Multilayer perceptron

This notebook illustrates the creation and the training of a regular multilayer perceptron.

[1]:
import os
import sys

sys.path.append(os.path.join(os.path.abspath(""), ".."))

import numpy as np
from IPython.display import Markdown as md

from torch import nn, optim

from nnbma.networks import FullyConnected
from nnbma.dataset import RegressionDataset
from nnbma.learning import learning_procedure, LearningParameters

from functions import Fexample as F

Analytical function

In the following cell, we load and instantiate a vectorial function \(f\) implemented as a PyTorch Module. For more details on the implementation, see functions.py. You can implement your own by following the model.
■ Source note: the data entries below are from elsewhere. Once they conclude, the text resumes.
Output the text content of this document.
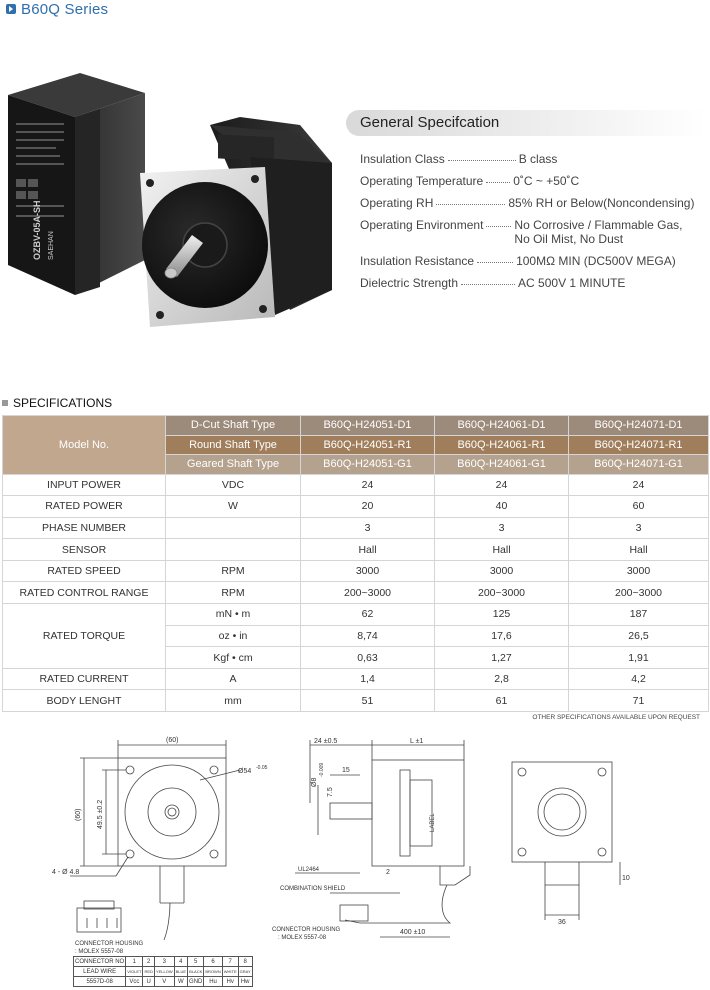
B60Q Series
OZBV-05A-SH SAEHAN
General Specifcation
Insulation Class	B class
Operating Temperature	0˚C ~ +50˚C
Operating RH	85% RH or Below(Noncondensing)
Operating Environment	No Corrosive / Flammable Gas, No Oil Mist, No Dust
Insulation Resistance	100MΩ MIN (DC500V MEGA)
Dielectric Strength	AC 500V 1 MINUTE
SPECIFICATIONS
Model No.	D-Cut Shaft Type	B60Q-H24051-D1	B60Q-H24061-D1	B60Q-H24071-D1
	Round Shaft Type	B60Q-H24051-R1	B60Q-H24061-R1	B60Q-H24071-R1
	Geared Shaft Type	B60Q-H24051-G1	B60Q-H24061-G1	B60Q-H24071-G1
INPUT POWER	VDC	24	24	24
RATED POWER	W	20	40	60
PHASE NUMBER		3	3	3
SENSOR		Hall	Hall	Hall
RATED SPEED	RPM	3000	3000	3000
RATED CONTROL RANGE	RPM	200~3000	200~3000	200~3000
RATED TORQUE	mN • m	62	125	187
	oz • in	8,74	17,6	26,5
	Kgf • cm	0,63	1,27	1,91
RATED CURRENT	A	1,4	2,8	4,2
BODY LENGHT	mm	51	61	71
OTHER SPECIFICATIONS AVAILABLE UPON REQUEST
(60)
(60) 49.5 ±0.2
Ø54 -0.05
4 - Ø 4.8
CONNECTOR HOUSING
: MOLEX 5557-08
24 ±0.5	L ±1
15
Ø8
-0.009
7.5
2
LABEL
UL2464
COMBINATION SHIELD
CONNECTOR HOUSING
: MOLEX 5557-08
400 ±10
10
36
CONNECTOR NO	1	2	3	4	5	6	7	8
LEAD WIRE	VIOLET	RED	YELLOW	BLUE	BLACK	BROWN	WHITE	GRAY
5557D-08	Vcc	U	V	W	GND	Hu	Hv	Hw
The function is the following:

[2]:
f = F()
md(F.latex())
[2]:
\[\begin{split}\left(\begin{array}{c} t_1\\ t_2 \end{array}\right) \longmapsto \left(\begin{array}{c} t_1+2t_2\\ t_1^2\\ t_1t_2^2 \end{array}\right)\end{split}\]
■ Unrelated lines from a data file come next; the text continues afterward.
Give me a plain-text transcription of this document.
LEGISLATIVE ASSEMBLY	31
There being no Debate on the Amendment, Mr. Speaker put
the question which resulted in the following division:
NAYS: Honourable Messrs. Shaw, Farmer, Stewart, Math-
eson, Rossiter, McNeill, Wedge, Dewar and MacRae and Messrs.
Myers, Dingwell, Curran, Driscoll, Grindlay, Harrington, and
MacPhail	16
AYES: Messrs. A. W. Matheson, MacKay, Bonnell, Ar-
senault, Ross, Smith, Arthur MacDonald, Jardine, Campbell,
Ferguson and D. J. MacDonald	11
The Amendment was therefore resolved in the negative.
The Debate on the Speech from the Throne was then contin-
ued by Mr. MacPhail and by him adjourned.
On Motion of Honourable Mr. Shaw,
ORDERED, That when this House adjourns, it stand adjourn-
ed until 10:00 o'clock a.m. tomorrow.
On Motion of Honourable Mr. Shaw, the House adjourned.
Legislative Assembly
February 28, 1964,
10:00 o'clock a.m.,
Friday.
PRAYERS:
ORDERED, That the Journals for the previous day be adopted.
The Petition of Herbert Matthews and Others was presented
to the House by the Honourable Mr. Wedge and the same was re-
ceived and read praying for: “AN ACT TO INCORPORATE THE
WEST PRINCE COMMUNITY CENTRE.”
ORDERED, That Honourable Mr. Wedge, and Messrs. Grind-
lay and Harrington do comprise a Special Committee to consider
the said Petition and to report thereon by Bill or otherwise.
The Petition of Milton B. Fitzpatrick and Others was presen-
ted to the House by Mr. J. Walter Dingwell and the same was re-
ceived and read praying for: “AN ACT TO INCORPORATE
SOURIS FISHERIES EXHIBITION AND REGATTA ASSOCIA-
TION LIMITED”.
Definition of the architecture

The multilayer perceptron is historically the most common architecture. Every layer is fully connected to the previous one (that why is it often called “fully connected neural network”).

Below, an example from the related paper for 2 inputs, 10 outputs and 2 hidden layers of respective sizes 4 and 8:

1c6cb2ca5aa640a2bfb68ff032167550

The transition between two layer is composed of a matrix product and an activation function such as \(\mathrm{ReLU}\), \(\mathrm{tanh}\) or any of their numerous variants.
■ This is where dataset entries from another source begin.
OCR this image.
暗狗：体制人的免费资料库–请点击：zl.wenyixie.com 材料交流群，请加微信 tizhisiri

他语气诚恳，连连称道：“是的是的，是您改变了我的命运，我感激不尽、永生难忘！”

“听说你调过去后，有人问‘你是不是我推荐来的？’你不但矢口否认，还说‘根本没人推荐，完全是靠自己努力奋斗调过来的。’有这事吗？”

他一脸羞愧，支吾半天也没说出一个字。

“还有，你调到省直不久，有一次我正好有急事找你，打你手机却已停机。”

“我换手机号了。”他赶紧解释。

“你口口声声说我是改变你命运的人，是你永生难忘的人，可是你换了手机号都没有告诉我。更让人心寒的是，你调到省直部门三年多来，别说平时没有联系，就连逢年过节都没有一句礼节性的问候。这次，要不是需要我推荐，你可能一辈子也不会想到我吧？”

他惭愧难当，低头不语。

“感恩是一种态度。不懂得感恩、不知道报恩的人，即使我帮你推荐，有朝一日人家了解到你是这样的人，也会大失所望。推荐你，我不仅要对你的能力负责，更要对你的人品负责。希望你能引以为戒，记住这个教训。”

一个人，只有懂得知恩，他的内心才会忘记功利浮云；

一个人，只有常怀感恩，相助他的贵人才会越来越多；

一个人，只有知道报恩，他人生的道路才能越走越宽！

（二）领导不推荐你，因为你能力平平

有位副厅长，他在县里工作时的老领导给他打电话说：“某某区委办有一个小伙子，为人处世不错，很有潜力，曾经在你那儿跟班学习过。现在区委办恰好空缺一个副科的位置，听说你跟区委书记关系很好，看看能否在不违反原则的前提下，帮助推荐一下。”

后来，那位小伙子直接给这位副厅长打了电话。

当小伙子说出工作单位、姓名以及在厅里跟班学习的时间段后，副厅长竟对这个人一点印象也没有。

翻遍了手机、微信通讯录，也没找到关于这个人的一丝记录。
The parameters that you can tuned in order to improve your model are the following:

  • the layers sizes (number of layer and number of neurons of each of them)

  • the activation function (for simplicity sake, in this implementation the same function is used for every layers)

  • the use of a batch normalization or not

You can also change the loss function that you use (see the section “Training procedure”).

With a FullyConnected network, as well than for any network that inherits from NeuralNetwork, you can specify the input and output features names, the device (cpu or gpu, if available) that you want to use.

Lastly, you can also specifiy whether you want the last layer to be restrictable (see the restrictable-layer.ipynb notebook in this topic).

[3]:
layers_sizes = [f.n_inputs, 50, 50, f.n_outputs]  # Can be modified
activation = nn.ELU()

net = FullyConnected(layers_sizes, activation)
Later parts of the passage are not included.